Riot police detain more than 100 protesters in the Russian capital as Vladimir Putin is sworn in for his third term as the country's president.
In the Kremlin, 2,000 dignitaries applauded Putin as he walked down a red carpet into the former throne room of the tsars, where he was sworn in with his right hand resting on the red-bound Russian constitution.
Outside, Moscow's riot police cracked down on the slightest sign of dissent on the streets of central Moscow, many of which were left almost entirely empty.
Police had battled protesters at an anti-Putin rally on Sunday, and on Monday dozens were led away when a crowd of more than 100 started shouting "Russia without Putin".
Dozens of others were detained on a boulevard near the route of Putin's motorcade to the ceremony, including some who had been sitting outside a French bistro wearing the protest movement's symbolic white ribbon on their jackets and coats.

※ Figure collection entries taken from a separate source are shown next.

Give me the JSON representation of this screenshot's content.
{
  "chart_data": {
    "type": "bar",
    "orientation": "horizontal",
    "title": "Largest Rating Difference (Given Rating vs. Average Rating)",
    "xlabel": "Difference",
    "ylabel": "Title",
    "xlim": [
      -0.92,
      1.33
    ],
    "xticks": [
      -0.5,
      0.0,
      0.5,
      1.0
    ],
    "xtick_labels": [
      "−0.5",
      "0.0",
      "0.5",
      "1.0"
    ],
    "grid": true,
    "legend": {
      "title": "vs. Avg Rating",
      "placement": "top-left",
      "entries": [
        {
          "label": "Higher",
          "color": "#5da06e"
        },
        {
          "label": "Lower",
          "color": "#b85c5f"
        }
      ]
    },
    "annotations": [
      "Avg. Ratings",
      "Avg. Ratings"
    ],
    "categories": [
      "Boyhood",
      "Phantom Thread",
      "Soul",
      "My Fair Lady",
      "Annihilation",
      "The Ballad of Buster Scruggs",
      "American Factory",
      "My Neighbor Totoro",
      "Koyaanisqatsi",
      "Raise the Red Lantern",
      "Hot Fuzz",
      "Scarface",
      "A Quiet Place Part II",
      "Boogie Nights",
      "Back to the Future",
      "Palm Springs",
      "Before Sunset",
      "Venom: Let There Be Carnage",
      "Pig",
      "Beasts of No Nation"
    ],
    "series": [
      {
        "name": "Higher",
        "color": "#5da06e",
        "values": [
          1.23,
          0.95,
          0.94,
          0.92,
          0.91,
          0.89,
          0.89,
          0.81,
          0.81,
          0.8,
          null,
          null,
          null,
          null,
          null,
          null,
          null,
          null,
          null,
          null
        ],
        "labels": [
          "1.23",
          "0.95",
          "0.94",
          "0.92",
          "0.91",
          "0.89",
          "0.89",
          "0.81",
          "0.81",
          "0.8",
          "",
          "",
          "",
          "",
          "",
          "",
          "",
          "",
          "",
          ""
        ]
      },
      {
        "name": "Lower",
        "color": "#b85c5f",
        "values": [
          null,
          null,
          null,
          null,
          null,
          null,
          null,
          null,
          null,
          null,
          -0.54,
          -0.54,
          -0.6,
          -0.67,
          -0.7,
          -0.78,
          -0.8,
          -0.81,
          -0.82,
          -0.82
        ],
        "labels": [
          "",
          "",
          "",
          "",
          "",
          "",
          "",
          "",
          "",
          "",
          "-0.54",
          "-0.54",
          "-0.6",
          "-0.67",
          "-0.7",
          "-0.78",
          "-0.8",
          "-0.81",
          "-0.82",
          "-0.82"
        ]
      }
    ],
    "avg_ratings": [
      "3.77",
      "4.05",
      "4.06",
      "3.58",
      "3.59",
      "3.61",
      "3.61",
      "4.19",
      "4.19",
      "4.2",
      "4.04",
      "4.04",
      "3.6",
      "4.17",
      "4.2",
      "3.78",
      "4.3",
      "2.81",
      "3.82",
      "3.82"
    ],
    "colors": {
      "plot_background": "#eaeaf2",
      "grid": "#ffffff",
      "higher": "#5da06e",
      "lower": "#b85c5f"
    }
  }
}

More than 100 had been held for staging unauthorised protests and most would soon be released, Moscow police said.
Mr Putin's first act after formally taking back the reins of power after four years as prime minister was to assume control over the nation's nuclear missiles.
The former KGB agent became the country's commander-in-chief once again in a ceremony shown on state television, with a briefcase containing the controls for Russia's atomic arsenal.
Monday's inauguration celebrations included a blessing from Patriarch Kirill of the Russian Orthodox Church, a ceremony that would have been unthinkable under the Communist regime that Mr Putin once served as an intelligence officer.
This week, Russia's parliament is expected to approve the nomination of MR Medvedev, 46, as prime minister, completing a job swap that has left many Russians feeling disenfranchised two decades after the Soviet Union collapsed.
Mr Putin was not allowed to serve a third term as president in 2008, so he became prime minister and handed over the presidency to his ally Mr Medvedev. But few Russians were in any doubt as to who wielded the real power.
But Mr Putin is returning with his authority weakened by unprecdented months of protests that have polarised Russia and left him facing a battle to reassert himself.